Much of that cut has happened just in recent days. On Wednesday, the Fed's policy committee voted to cut its short-term interest rate by half a percentage point, barely a week after an emergency rate cut of 0.75 percentage point.

A cut of that magnitude hasn't been seen since the 1980s, and these moves together signal a Fed now on high alert against a possible recession.

The Fed hopes that interest-rate cuts will help stimulate consumer and business spending, since lower rates make borrowing more attractive and saving less attractive.

The big picture also includes what central bankers call "risk management." Fed Chairman Ben Bernanke and his colleagues consider where the greatest risks to the economy lie – whether on the side of inflation (with too much monetary stimulus) or contraction (with too little money supply).

At certain times, they'll emphasize mitigating the biggest risk they see. Right now, that's the risk of an unhealthy banking system.

Wall Street, broadly defined to include banking and related industries, plays a vital role in supplying credit to consumers and businesses. If the flow of credit tightens more dramatically, the result could be a deep recession, rather than the mild slowdown for the US economy that many economists now predict in 2008.

Even in mild form, a recession could be hard on Main Street, with unemployment rising amid slack consumer demand. "There are three things that worry the average consumer or household," Mr. Goldstein says. "Their job, their job, and their job."

In Wall Street, signs of trouble

Most financial firms are weathering the storm. Yet signs of trouble abound:

•In a recently published analysis, economist Gary Shilling counts 210 US mortgage lenders that have closed, curbed operations, entered bankruptcy, or been acquired in fire-sale conditions since 2006.

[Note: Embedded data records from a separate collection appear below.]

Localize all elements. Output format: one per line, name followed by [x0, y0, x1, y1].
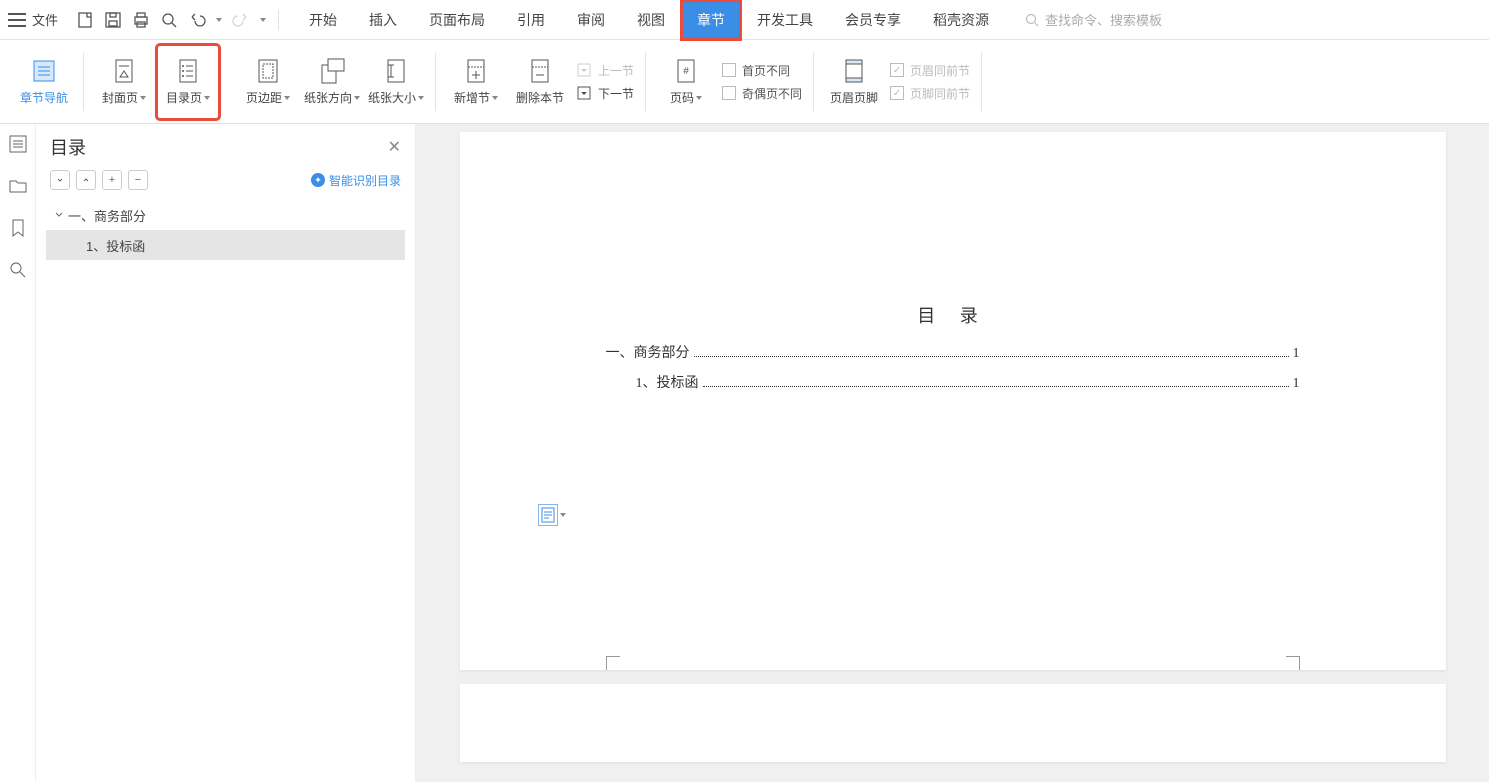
page-number-button[interactable]: # 页码 — [654, 44, 718, 120]
search-panel-icon[interactable] — [8, 260, 28, 280]
hamburger-icon[interactable] — [8, 13, 26, 27]
nav-tree: 一、商务部分 1、投标函 — [36, 200, 415, 260]
insert-section-button[interactable]: 新增节 — [444, 44, 508, 120]
margins-icon — [254, 57, 282, 85]
document-area[interactable]: 目 录 一、 商务部分 1 1、 投标函 1 — [416, 124, 1489, 782]
toc-page-button[interactable]: 目录页 — [156, 44, 220, 120]
collapse-all-icon[interactable] — [50, 170, 70, 190]
paper-size-icon — [382, 57, 410, 85]
qat-print-icon[interactable] — [132, 11, 150, 29]
search-placeholder: 查找命令、搜索模板 — [1045, 10, 1162, 29]
toc-title: 目 录 — [606, 302, 1300, 328]
orientation-icon — [318, 57, 346, 85]
chapter-nav-button[interactable]: 章节导航 — [12, 44, 76, 120]
next-section-button[interactable]: 下一节 — [576, 85, 634, 102]
diff-odd-even-checkbox[interactable]: 奇偶页不同 — [722, 85, 802, 102]
demote-icon[interactable]: − — [128, 170, 148, 190]
tab-docer[interactable]: 稻壳资源 — [917, 0, 1005, 40]
chevron-down-icon — [54, 210, 68, 220]
floating-toolbar[interactable] — [538, 504, 566, 526]
undo-dropdown-icon[interactable] — [216, 18, 222, 22]
tree-item-level1[interactable]: 一、商务部分 — [46, 200, 405, 230]
cover-page-button[interactable]: 封面页 — [92, 44, 156, 120]
quick-access-toolbar — [68, 11, 274, 29]
delete-section-icon — [526, 57, 554, 85]
chapter-nav-icon — [30, 57, 58, 85]
tree-item-level2[interactable]: 1、投标函 — [46, 230, 405, 260]
toc-page-icon — [174, 57, 202, 85]
tab-references[interactable]: 引用 — [501, 0, 561, 40]
prev-section-icon — [576, 62, 592, 78]
search-icon — [1025, 13, 1039, 27]
nav-panel: 目录 ✕ + − ✦ 智能识别目录 一、商务部分 1、投标函 — [36, 124, 416, 782]
prev-section-button[interactable]: 上一节 — [576, 62, 634, 79]
expand-all-icon[interactable] — [76, 170, 96, 190]
promote-icon[interactable]: + — [102, 170, 122, 190]
margins-button[interactable]: 页边距 — [236, 44, 300, 120]
tab-start[interactable]: 开始 — [293, 0, 353, 40]
ribbon-tabs: 开始 插入 页面布局 引用 审阅 视图 章节 开发工具 会员专享 稻壳资源 — [293, 0, 1005, 40]
bookmark-icon[interactable] — [10, 218, 26, 238]
tab-review[interactable]: 审阅 — [561, 0, 621, 40]
diff-first-checkbox[interactable]: 首页不同 — [722, 62, 802, 79]
qat-save-icon[interactable] — [104, 11, 122, 29]
tab-developer[interactable]: 开发工具 — [741, 0, 829, 40]
toc-line[interactable]: 1、 投标函 1 — [606, 372, 1300, 392]
tab-page-layout[interactable]: 页面布局 — [413, 0, 501, 40]
document-page[interactable]: 目 录 一、 商务部分 1 1、 投标函 1 — [460, 132, 1446, 670]
toc-line[interactable]: 一、 商务部分 1 — [606, 342, 1300, 362]
header-same-checkbox[interactable]: 页眉同前节 — [890, 62, 970, 79]
folder-icon[interactable] — [8, 176, 28, 196]
floating-doc-icon — [538, 504, 558, 526]
smart-dot-icon: ✦ — [311, 173, 325, 187]
qat-redo-icon[interactable] — [232, 11, 250, 29]
tab-insert[interactable]: 插入 — [353, 0, 413, 40]
nav-title: 目录 — [50, 134, 86, 160]
tab-view[interactable]: 视图 — [621, 0, 681, 40]
smart-recognize-link[interactable]: ✦ 智能识别目录 — [311, 172, 401, 189]
page-corner-mark — [606, 656, 620, 670]
insert-section-icon — [462, 57, 490, 85]
tab-member[interactable]: 会员专享 — [829, 0, 917, 40]
nav-close-icon[interactable]: ✕ — [388, 137, 401, 157]
delete-section-button[interactable]: 删除本节 — [508, 44, 572, 120]
next-section-icon — [576, 85, 592, 101]
page-corner-mark — [1286, 656, 1300, 670]
search-box[interactable]: 查找命令、搜索模板 — [1025, 10, 1162, 29]
orientation-button[interactable]: 纸张方向 — [300, 44, 364, 120]
header-footer-icon — [840, 57, 868, 85]
file-menu[interactable]: 文件 — [32, 10, 58, 29]
page-number-icon: # — [672, 57, 700, 85]
document-page[interactable] — [460, 684, 1446, 762]
cover-page-icon — [110, 57, 138, 85]
ribbon: 章节导航 封面页 目录页 页边距 纸张方向 纸张大小 新增节 — [0, 40, 1489, 124]
qat-more-icon[interactable] — [260, 18, 266, 22]
qat-undo-icon[interactable] — [188, 11, 206, 29]
side-icon-bar — [0, 124, 36, 782]
main-area: 目录 ✕ + − ✦ 智能识别目录 一、商务部分 1、投标函 — [0, 124, 1489, 782]
floating-caret-icon — [560, 513, 566, 517]
top-menu-bar: 文件 开始 插入 页面布局 引用 审阅 视图 章节 开发工具 会员专享 稻壳资源… — [0, 0, 1489, 40]
tab-chapter[interactable]: 章节 — [681, 0, 741, 40]
paper-size-button[interactable]: 纸张大小 — [364, 44, 428, 120]
footer-same-checkbox[interactable]: 页脚同前节 — [890, 85, 970, 102]
outline-view-icon[interactable] — [8, 134, 28, 154]
svg-text:#: # — [683, 66, 689, 77]
qat-new-icon[interactable] — [76, 11, 94, 29]
qat-preview-icon[interactable] — [160, 11, 178, 29]
header-footer-button[interactable]: 页眉页脚 — [822, 44, 886, 120]
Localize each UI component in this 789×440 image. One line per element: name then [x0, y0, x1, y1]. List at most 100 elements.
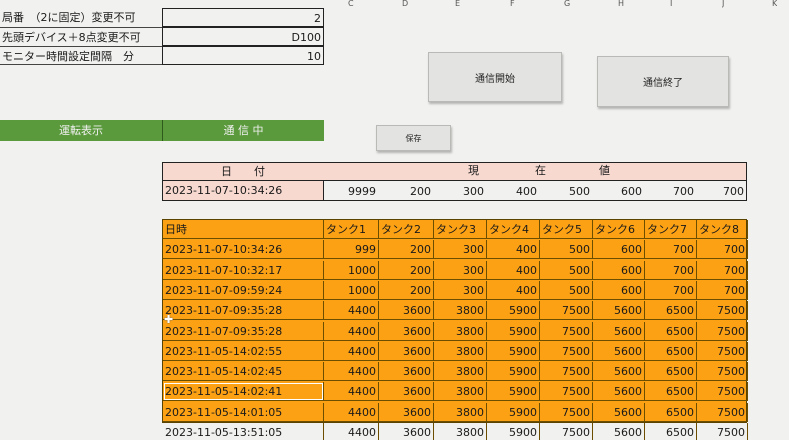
log-cell-tank7[interactable]: 6500: [645, 402, 697, 422]
log-cell-tank2[interactable]: 200: [379, 260, 434, 280]
log-cell-tank8[interactable]: 7500: [697, 362, 748, 382]
log-cell-tank1[interactable]: 4400: [324, 341, 379, 361]
log-cell-tank6[interactable]: 5600: [593, 301, 645, 321]
log-cell-tank8[interactable]: 7500: [697, 423, 748, 440]
log-cell-tank6[interactable]: 600: [593, 260, 645, 280]
log-cell-tank3[interactable]: 300: [434, 280, 487, 300]
log-cell-datetime[interactable]: 2023-11-07-10:34:26: [163, 240, 324, 260]
log-cell-datetime[interactable]: 2023-11-07-10:32:17: [163, 260, 324, 280]
log-cell-tank5[interactable]: 7500: [540, 321, 593, 341]
log-cell-tank8[interactable]: 7500: [697, 321, 748, 341]
log-cell-tank6[interactable]: 5600: [593, 382, 645, 402]
log-cell-tank4[interactable]: 5900: [487, 301, 540, 321]
log-cell-tank2[interactable]: 3600: [379, 321, 434, 341]
log-cell-tank1[interactable]: 4400: [324, 402, 379, 422]
log-cell-tank8[interactable]: 700: [697, 260, 748, 280]
log-cell-tank7[interactable]: 6500: [645, 362, 697, 382]
log-cell-tank8[interactable]: 700: [697, 240, 748, 260]
log-cell-tank8[interactable]: 7500: [697, 341, 748, 361]
log-cell-tank3[interactable]: 3800: [434, 301, 487, 321]
column-header-f[interactable]: F: [510, 0, 515, 8]
log-header-tank7[interactable]: タンク7: [645, 220, 697, 239]
log-header-tank1[interactable]: タンク1: [324, 220, 379, 239]
setting-value-device[interactable]: D100: [162, 27, 324, 46]
log-cell-tank2[interactable]: 3600: [379, 402, 434, 422]
log-cell-tank4[interactable]: 5900: [487, 402, 540, 422]
log-cell-tank4[interactable]: 5900: [487, 362, 540, 382]
log-cell-tank4[interactable]: 400: [487, 260, 540, 280]
log-cell-tank3[interactable]: 3800: [434, 362, 487, 382]
log-cell-tank6[interactable]: 600: [593, 280, 645, 300]
log-cell-tank4[interactable]: 400: [487, 240, 540, 260]
log-cell-tank2[interactable]: 3600: [379, 341, 434, 361]
log-cell-tank4[interactable]: 5900: [487, 423, 540, 440]
column-header-g[interactable]: G: [564, 0, 570, 8]
log-cell-datetime[interactable]: 2023-11-05-14:02:45: [163, 362, 324, 382]
log-cell-tank4[interactable]: 5900: [487, 382, 540, 402]
log-cell-tank7[interactable]: 6500: [645, 423, 697, 440]
log-cell-tank6[interactable]: 600: [593, 240, 645, 260]
log-cell-tank3[interactable]: 3800: [434, 321, 487, 341]
log-cell-tank5[interactable]: 500: [540, 280, 593, 300]
log-cell-tank3[interactable]: 300: [434, 260, 487, 280]
log-cell-tank5[interactable]: 7500: [540, 402, 593, 422]
log-cell-tank1[interactable]: 4400: [324, 321, 379, 341]
log-cell-tank3[interactable]: 3800: [434, 423, 487, 440]
column-header-j[interactable]: J: [722, 0, 724, 8]
log-cell-datetime[interactable]: 2023-11-05-14:02:55: [163, 341, 324, 361]
log-cell-tank5[interactable]: 7500: [540, 362, 593, 382]
log-cell-tank7[interactable]: 6500: [645, 321, 697, 341]
log-cell-tank5[interactable]: 7500: [540, 382, 593, 402]
log-cell-tank6[interactable]: 5600: [593, 423, 645, 440]
column-header-i[interactable]: I: [670, 0, 672, 8]
log-cell-tank2[interactable]: 200: [379, 280, 434, 300]
log-header-tank3[interactable]: タンク3: [434, 220, 487, 239]
log-cell-tank3[interactable]: 300: [434, 240, 487, 260]
log-cell-datetime[interactable]: 2023-11-07-09:35:28: [163, 321, 324, 341]
log-cell-tank4[interactable]: 5900: [487, 341, 540, 361]
log-cell-tank7[interactable]: 6500: [645, 341, 697, 361]
column-header-c[interactable]: C: [348, 0, 354, 8]
log-cell-datetime[interactable]: 2023-11-07-09:35:28: [163, 301, 324, 321]
log-cell-tank7[interactable]: 700: [645, 260, 697, 280]
log-cell-tank8[interactable]: 700: [697, 280, 748, 300]
log-cell-tank1[interactable]: 1000: [324, 260, 379, 280]
log-cell-tank1[interactable]: 999: [324, 240, 379, 260]
log-cell-datetime[interactable]: 2023-11-05-14:02:41: [163, 382, 324, 402]
log-header-tank4[interactable]: タンク4: [487, 220, 540, 239]
log-header-tank8[interactable]: タンク8: [697, 220, 748, 239]
log-cell-tank2[interactable]: 3600: [379, 382, 434, 402]
log-cell-tank4[interactable]: 400: [487, 280, 540, 300]
setting-value-station[interactable]: 2: [162, 8, 324, 27]
log-cell-tank2[interactable]: 200: [379, 240, 434, 260]
log-cell-tank3[interactable]: 3800: [434, 341, 487, 361]
log-cell-tank8[interactable]: 7500: [697, 301, 748, 321]
log-cell-tank5[interactable]: 7500: [540, 423, 593, 440]
column-header-e[interactable]: E: [455, 0, 460, 8]
log-header-datetime[interactable]: 日時: [163, 220, 324, 239]
log-cell-tank1[interactable]: 4400: [324, 301, 379, 321]
log-cell-tank7[interactable]: 6500: [645, 382, 697, 402]
log-cell-tank3[interactable]: 3800: [434, 382, 487, 402]
log-cell-tank1[interactable]: 4400: [324, 382, 379, 402]
column-header-h[interactable]: H: [618, 0, 624, 8]
log-cell-tank4[interactable]: 5900: [487, 321, 540, 341]
start-communication-button[interactable]: 通信開始: [428, 52, 562, 102]
log-cell-tank2[interactable]: 3600: [379, 362, 434, 382]
log-cell-tank6[interactable]: 5600: [593, 321, 645, 341]
log-cell-tank7[interactable]: 6500: [645, 301, 697, 321]
log-cell-tank6[interactable]: 5600: [593, 341, 645, 361]
log-cell-tank1[interactable]: 1000: [324, 280, 379, 300]
log-header-tank6[interactable]: タンク6: [593, 220, 645, 239]
log-cell-tank6[interactable]: 5600: [593, 402, 645, 422]
log-cell-tank6[interactable]: 5600: [593, 362, 645, 382]
log-cell-tank7[interactable]: 700: [645, 240, 697, 260]
log-cell-tank1[interactable]: 4400: [324, 423, 379, 440]
log-cell-datetime[interactable]: 2023-11-05-13:51:05: [163, 423, 324, 440]
log-header-tank5[interactable]: タンク5: [540, 220, 593, 239]
column-header-d[interactable]: D: [402, 0, 408, 8]
log-cell-datetime[interactable]: 2023-11-05-14:01:05: [163, 402, 324, 422]
log-cell-tank7[interactable]: 700: [645, 280, 697, 300]
log-cell-tank5[interactable]: 500: [540, 260, 593, 280]
log-cell-tank8[interactable]: 7500: [697, 402, 748, 422]
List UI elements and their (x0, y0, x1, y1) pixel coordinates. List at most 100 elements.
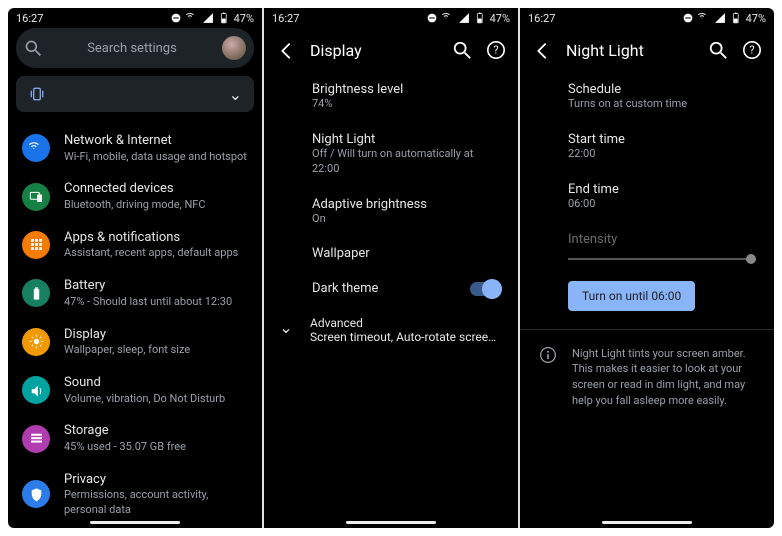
volume-icon (22, 376, 50, 404)
info-icon (539, 346, 557, 364)
chevron-down-icon: ⌄ (279, 318, 292, 337)
display-row-wallpaper[interactable]: Wallpaper (264, 236, 518, 271)
chevron-down-icon: ⌄ (229, 85, 242, 104)
settings-row-display[interactable]: DisplayWallpaper, sleep, font size (8, 318, 262, 366)
back-icon[interactable] (532, 40, 552, 60)
status-bar: 16:27 47% (264, 8, 518, 28)
item-title: Apps & notifications (64, 229, 248, 247)
item-title: Sound (64, 374, 248, 392)
search-icon[interactable] (452, 40, 472, 60)
dnd-icon (426, 12, 438, 24)
nav-handle[interactable] (346, 521, 436, 524)
item-title: Battery (64, 277, 248, 295)
settings-row-location[interactable]: LocationOn – 25 apps have access to loca… (8, 526, 262, 528)
nightlight-row-starttime[interactable]: Start time22:00 (520, 122, 774, 172)
search-icon (24, 39, 42, 57)
dark-theme-toggle[interactable] (470, 282, 500, 296)
devices-icon (22, 183, 50, 211)
status-time: 16:27 (16, 12, 43, 25)
grid-icon (22, 231, 50, 259)
storage-icon (22, 425, 50, 453)
item-title: Network & Internet (64, 132, 248, 150)
signal-icon (202, 12, 214, 24)
item-title: Storage (64, 422, 248, 440)
status-battery: 47% (490, 12, 510, 25)
appbar: Night Light (520, 28, 774, 72)
back-icon[interactable] (276, 40, 296, 60)
brightness-icon (22, 328, 50, 356)
item-title: Display (64, 326, 248, 344)
night-light-screen: 16:27 47% Night Light ScheduleTurns on a… (520, 8, 774, 528)
help-icon[interactable] (486, 40, 506, 60)
item-subtitle: Turns on at custom time (568, 97, 756, 112)
intensity-slider[interactable] (568, 251, 756, 267)
item-title: Night Light (312, 132, 500, 147)
nightlight-row-schedule[interactable]: ScheduleTurns on at custom time (520, 72, 774, 122)
settings-row-battery[interactable]: Battery47% - Should last until about 12:… (8, 269, 262, 317)
search-settings[interactable]: Search settings (16, 28, 254, 68)
item-subtitle: 47% - Should last until about 12:30 (64, 295, 248, 310)
appbar: Display (264, 28, 518, 72)
settings-row-network[interactable]: Network & InternetWi-Fi, mobile, data us… (8, 124, 262, 172)
item-subtitle: 06:00 (568, 197, 756, 212)
info-text: Night Light tints your screen amber. Thi… (572, 346, 756, 410)
settings-row-sound[interactable]: SoundVolume, vibration, Do Not Disturb (8, 366, 262, 414)
item-title: End time (568, 182, 756, 197)
wifi-icon (22, 134, 50, 162)
item-title: Privacy (64, 471, 248, 489)
shield-icon (22, 480, 50, 508)
dnd-icon (170, 12, 182, 24)
nav-handle[interactable] (602, 521, 692, 524)
wifi-icon (698, 12, 710, 24)
display-row-brightness[interactable]: Brightness level74% (264, 72, 518, 122)
display-row-adaptive[interactable]: Adaptive brightnessOn (264, 187, 518, 237)
intensity-row: Intensity (520, 222, 774, 247)
item-subtitle: 22:00 (568, 147, 756, 162)
item-subtitle: Bluetooth, driving mode, NFC (64, 198, 248, 213)
status-battery: 47% (234, 12, 254, 25)
item-title: Wallpaper (312, 246, 500, 261)
item-title: Brightness level (312, 82, 500, 97)
item-title: Start time (568, 132, 756, 147)
item-subtitle: On (312, 212, 500, 227)
battery-icon (730, 12, 742, 24)
display-screen: 16:27 47% Display Brightness level74%Nig… (264, 8, 518, 528)
dnd-icon (682, 12, 694, 24)
dark-theme-row[interactable]: Dark theme (264, 271, 518, 306)
settings-row-privacy[interactable]: PrivacyPermissions, account activity, pe… (8, 463, 262, 526)
signal-icon (458, 12, 470, 24)
item-title: Schedule (568, 82, 756, 97)
nightlight-row-endtime[interactable]: End time06:00 (520, 172, 774, 222)
settings-row-apps[interactable]: Apps & notificationsAssistant, recent ap… (8, 221, 262, 269)
status-battery: 47% (746, 12, 766, 25)
divider (520, 329, 774, 330)
item-subtitle: Screen timeout, Auto-rotate screen, Colo… (310, 330, 500, 344)
settings-root-screen: 16:27 47% Search settings ⌄ Network & In… (8, 8, 262, 528)
advanced-row[interactable]: ⌄ Advanced Screen timeout, Auto-rotate s… (264, 306, 518, 354)
item-subtitle: 45% used - 35.07 GB free (64, 440, 248, 455)
item-subtitle: Off / Will turn on automatically at 22:0… (312, 147, 500, 177)
nav-handle[interactable] (90, 521, 180, 524)
battery-icon (218, 12, 230, 24)
turn-on-button[interactable]: Turn on until 06:00 (568, 281, 695, 311)
search-icon[interactable] (708, 40, 728, 60)
ringer-mode-card[interactable]: ⌄ (16, 76, 254, 112)
status-bar: 16:27 47% (520, 8, 774, 28)
status-time: 16:27 (272, 12, 299, 25)
settings-row-storage[interactable]: Storage45% used - 35.07 GB free (8, 414, 262, 462)
item-subtitle: Volume, vibration, Do Not Disturb (64, 392, 248, 407)
item-subtitle: Assistant, recent apps, default apps (64, 246, 248, 261)
item-subtitle: Wallpaper, sleep, font size (64, 343, 248, 358)
search-placeholder: Search settings (50, 41, 214, 56)
item-subtitle: 74% (312, 97, 500, 112)
item-title: Connected devices (64, 180, 248, 198)
account-avatar[interactable] (222, 36, 246, 60)
vibrate-icon (28, 85, 46, 103)
item-title: Adaptive brightness (312, 197, 500, 212)
screen-title: Display (310, 41, 438, 60)
display-row-nightlight[interactable]: Night LightOff / Will turn on automatica… (264, 122, 518, 187)
help-icon[interactable] (742, 40, 762, 60)
battery-icon (474, 12, 486, 24)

•Policymakers are increasingly worried about companies specializing in insuring mortgage-related bonds against default. Insurer MBIA Inc. reported a quarterly loss of $2.3 billion Thursday.

•Problems for banks have spread beyond mortgage defaults to include rising delinquencies on car loans and credit cards, and expectations that corporate-bond defaults will rise as well.

Thomas Palley, a Washington economist, says that interest-rate cuts can help banks and financial firms in several ways. Lower rates allow banks to reap a higher profit on new loans, as the spread widens between their own borrowing costs and the rates they charge others.

Also, rate cuts tend to boost the price of financial assets such as bonds. By lowering the cost of mortgage loans, it could also help stabilize a slumping housing market that has saddled banks with record numbers of costly foreclosures.

In a recent post on his website, Mr. Palley calls the latest rate cuts "welfare for Wall Street." That doesn't mean the move is bad for Main Street. But he says America needs to consider how to avoid repeats of this situation, in which the banking industry goes through cycles of taking on excessive risks, and the whole economy suffers as a result. "We need a much deeper and more severe conversation" about bank regulation, he says.

Economists generally say lower interest rates are needed now, but may increase inflation down the road. That's a price the economy pays for "risk management."